Checking date: 16/01/2026 18:12:18


Course: 2025/2026

Deep Learning for the Analysis of Images
(18473)
Academic Program of Telecommunication Engineering via Bachelor in Telecommunication Technologies Engineering (Study Plan 2023) (Plan: 511 - Estudio: 252)


Coordinating teacher: FERNANDEZ TORRES, MIGUEL ANGEL

Department assigned to the subject: Signal and Communications Theory Department

Type: Electives
ECTS Credits: 3.0 ECTS

Course:
Semester:




Requirements (Subjects that are assumed to be known)
The students are expected to have studied Linear Systems.
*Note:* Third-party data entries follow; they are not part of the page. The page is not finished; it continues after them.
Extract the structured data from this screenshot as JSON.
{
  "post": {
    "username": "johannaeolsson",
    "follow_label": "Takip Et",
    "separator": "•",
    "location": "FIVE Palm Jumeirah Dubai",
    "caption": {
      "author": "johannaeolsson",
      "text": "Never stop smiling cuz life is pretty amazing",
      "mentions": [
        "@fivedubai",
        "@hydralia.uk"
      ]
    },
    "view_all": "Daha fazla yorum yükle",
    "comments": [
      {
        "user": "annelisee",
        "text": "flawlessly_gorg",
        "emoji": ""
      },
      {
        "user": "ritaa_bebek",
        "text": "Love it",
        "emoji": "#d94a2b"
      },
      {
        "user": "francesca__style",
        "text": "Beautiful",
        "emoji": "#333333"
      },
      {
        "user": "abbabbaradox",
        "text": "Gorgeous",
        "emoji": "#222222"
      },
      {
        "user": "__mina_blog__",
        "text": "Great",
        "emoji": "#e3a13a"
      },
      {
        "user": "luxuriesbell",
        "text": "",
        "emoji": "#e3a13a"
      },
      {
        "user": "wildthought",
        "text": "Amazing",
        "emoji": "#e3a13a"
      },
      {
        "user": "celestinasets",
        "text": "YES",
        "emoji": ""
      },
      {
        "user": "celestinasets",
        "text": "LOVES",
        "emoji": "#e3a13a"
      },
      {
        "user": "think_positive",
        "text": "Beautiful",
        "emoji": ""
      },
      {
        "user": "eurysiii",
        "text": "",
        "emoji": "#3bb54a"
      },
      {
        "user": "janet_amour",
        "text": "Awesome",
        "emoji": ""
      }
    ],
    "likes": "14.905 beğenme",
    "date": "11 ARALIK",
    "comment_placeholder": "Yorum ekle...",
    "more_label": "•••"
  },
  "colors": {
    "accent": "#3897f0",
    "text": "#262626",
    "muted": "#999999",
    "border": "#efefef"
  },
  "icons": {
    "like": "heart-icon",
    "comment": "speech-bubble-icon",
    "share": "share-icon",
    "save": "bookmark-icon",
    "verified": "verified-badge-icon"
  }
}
Although not mandatory, basic knowledge on Digital Image Processing is welcome.
Objectives
Learning Results and their relation with course contents - To learn digital images and the spatial filtering operation over images. - To know basic concepts of Machine Learning: loss functions, regularization, hyperparameters, data augmentation, etc. - To understand deep neural networks and their training algorithms: gradient descent and back-propagation. - To learn Convolutional Neural Networks (CNN) and their most usual processing blocks/layers. - To understand, design and train CNN architectures for image classification. - To understand, design and train advanced CNN architectures to address other task of visual recognition: object detection, image captioning, image segmentation, image synthesis, etc.
Learning Outcomes
C24_PAE: To apply and adapt technical knowledge and practical skills in the field of telecommunication engineering, participating in problem_solving and the development of solutions in a professional environment. KOPT_1: To know and understand in depth advanced technologies in the specific field of engineering and information and communication technologies, which constitute the state of the art in the area of study, including emerging trends and recent developments. KOPT_2: To interpret sources of scientific and technical information in order to deepen the knowledge of a specific area related to engineering and information and communication technologies. SOPT_1: Identify, assess their technical feasibility and apply advanced technological tools, methodologies and solutions used in the field of engineering and information and communication technologies to develop algorithms or systems integrating innovative and cutting_edge technologies. SOPT_2: Apply analytical and design methodologies to solve advanced problems in the field of engineering and information and communication technologies, and evaluate the performance and limitations of different technological approaches, proposing improvements and alternatives COPT_1: To conceive and develop projects that integrate advanced knowledge and provide innovative solutions in the field of engineering and information and communication technologies.
Description of contents: programme
Unit 1. Basic concepts of visual recognition 1.1 Digital Images 1.2 Spatial Filtering 1.3 Part-models for object recognition Unit 2. Basic concepts of Deep learning 2.1 Machine Learning algorithms 2.2 Loss Functions 2.3 Regularization 2.4 Hyperparameters and validation 2.5 Deep Neural Networks 2.6 Gradient Decent-based learning algorithms 2.7 Backpropagation Unit 3 Convolutional Neural Networks (CNNs) for image classification 3.1 Introductions 3.2 Basic processing layers in a CNN 3.3 CNN architectures for image classification 3.4 Training a CNN for image classification: data pre-processing, data augmentation and initialization Unit 4 Deep networks for other image-related tasks: 4.1 Networks for object detection 4.2 Networks for semantic image segmentation 4.3 Networks for image synthesis: GANs, Diffusion Models, VAEs 4.4 Networks for image matching
Learning activities and methodology
1) Theoretical-Practical Classes - 1.03 ECTS - Theory sessions will consist of lectures utilizing slides or other audiovisual media to illustrate specific concepts. Through these sessions, students will acquire the core content of the subject. It is important to note that these classes will require initiative, as well as individual and group work from the students (e.g., certain concepts must be studied independently based on provided guidelines, or specific cases will need to be developed by the student, etc.). - The course has a significant practical component. Students are expected to attend practical classes regularly. In these sessions, concepts acquired during theory lectures will be applied using deep learning software libraries (e.g., PyTorch). The laboratories are equipped with high-performance GPU machines, and students will also utilize free distributed computing systems such as Google Colab. 2) Student Individual Work or Group Work - 1.97 ECTS
Assessment System
  • % end-of-term-examination/test 60
  • % of continuous assessment (assigments, laboratory, practicals...) 40

Calendar of Continuous assessment


Extraordinary call: regulations
Basic Bibliography
  • Francois Chollet. Deep Learning with Python. Manning Publications. 2017
  • Ian Goodfellow, Yoshoua Bengio, and Aaron Courville. Deep Learning. The MIT Press. 2016
  • Zhang, A., Lipton, Z. C., Li, M., & Smola, A. J.. Dive into Deep Learning. Cambridge University Press. 2023
Additional Bibliography
  • Christopher M. Bishop. Pattern Recognition and Machine Learning. Springer. 2006
  • Forsyth & Ponce. Computer Vision. Pearson. 2012

The course syllabus may change due academic events or other reasons.